Fall is less than two weeks old, but in parts of the Great Lakes it almost felt like winter Thursday as snow fell and temperatures plunged as low as the teens and 20s.

Fall is less than two weeks old, but it almost felt like winter Thursday in parts of the Great Lakes region as snow fell and temperatures plunged as low as the teens and 20s. A bit more snow was expected early Friday, then a clearing before another cold front pushed into the Great Lakes region late in the afternoon.

IN WISCONSIN, the mercury fell to 13 Thursday in the north-central town of Phillips, and traces of snow fell as far south as Fond du Lac, some 60 miles northwest of Milwaukee.

Michigan was hard-hit with an overnight low of 23 degrees and 4 inches of snow since Wednesday in the Upper Peninsula town of Ironwood. One traffic death in the state was blamed on the weather.

Arctic air from northern Canada caused the mercury to dip about 15 degrees below normal, said Stan Levine, a meteorologist with the National Weather Service in Buffalo, N.Y.

In Batavia, 30 miles south of Rochester, N.Y., the chill couldn’t have come at a worse time. None of the seven new boilers at the high school was ready to provide heat yet.

“The plan was to have heat next week,” Superintendent Richard Stutzman said. He added: “Today was supposed to be Formal Thursday, but Student Council made it Snowsuit Thursday.”

It also snowed Thursday in Lake Placid, N.Y. Veterans Memorial Highway, which leads to Whiteface Mountain, was closed temporarily for a second day because of 2 inches of snow.

“At the going rate, I wouldn’t be surprised if in a few weeks we have someone skiing the highway,” said Sandy Caligiore, a spokesman for the agency that runs the mountain.

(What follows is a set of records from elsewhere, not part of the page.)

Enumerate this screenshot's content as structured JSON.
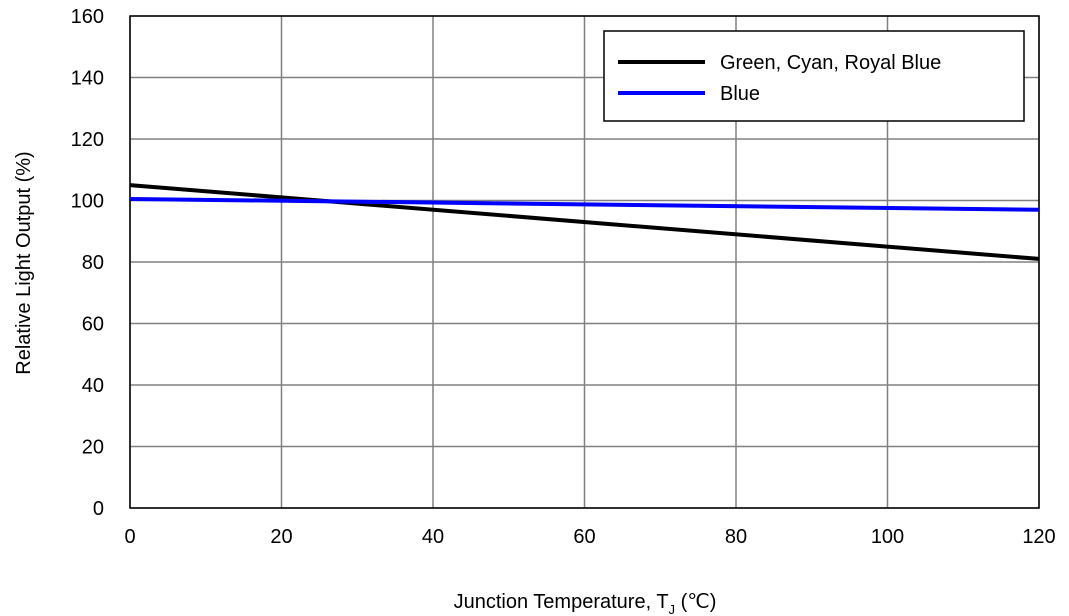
{
  "chart_data": {
    "type": "line",
    "xlabel": "Junction Temperature, T",
    "xlabel_subscript": "J",
    "xlabel_unit": " (℃)",
    "ylabel": "Relative Light Output (%)",
    "xlim": [
      0,
      120
    ],
    "ylim": [
      0,
      160
    ],
    "xticks": [
      0,
      20,
      40,
      60,
      80,
      100,
      120
    ],
    "yticks": [
      0,
      20,
      40,
      60,
      80,
      100,
      120,
      140,
      160
    ],
    "grid": true,
    "legend_position": "top-right",
    "series": [
      {
        "name": "Green, Cyan, Royal Blue",
        "color": "#000000",
        "x": [
          0,
          120
        ],
        "y": [
          105,
          81
        ]
      },
      {
        "name": "Blue",
        "color": "#0000ff",
        "x": [
          0,
          120
        ],
        "y": [
          100.5,
          97
        ]
      }
    ]
  }
}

In Ohio, three-tenths of an inch of snow fell Thursday at Cleveland Hopkins International Airport, which ties the record for the date set in 1974. Farther south near Akron, roads iced over as temperatures reached 30 degrees, breaking the record of 31 degrees for the date set in 1975.

Western Pennsylvania also got sleet and slow in higher elevations. It was expected to taper off but temperatures were forecast to dip below freezing overnight, according to the weather service.

“It’s going to kill off all the more sensitive vegetation in western Pennsylvania,” said meteorologist Brad Rehak. “It’s the end of the growing season.”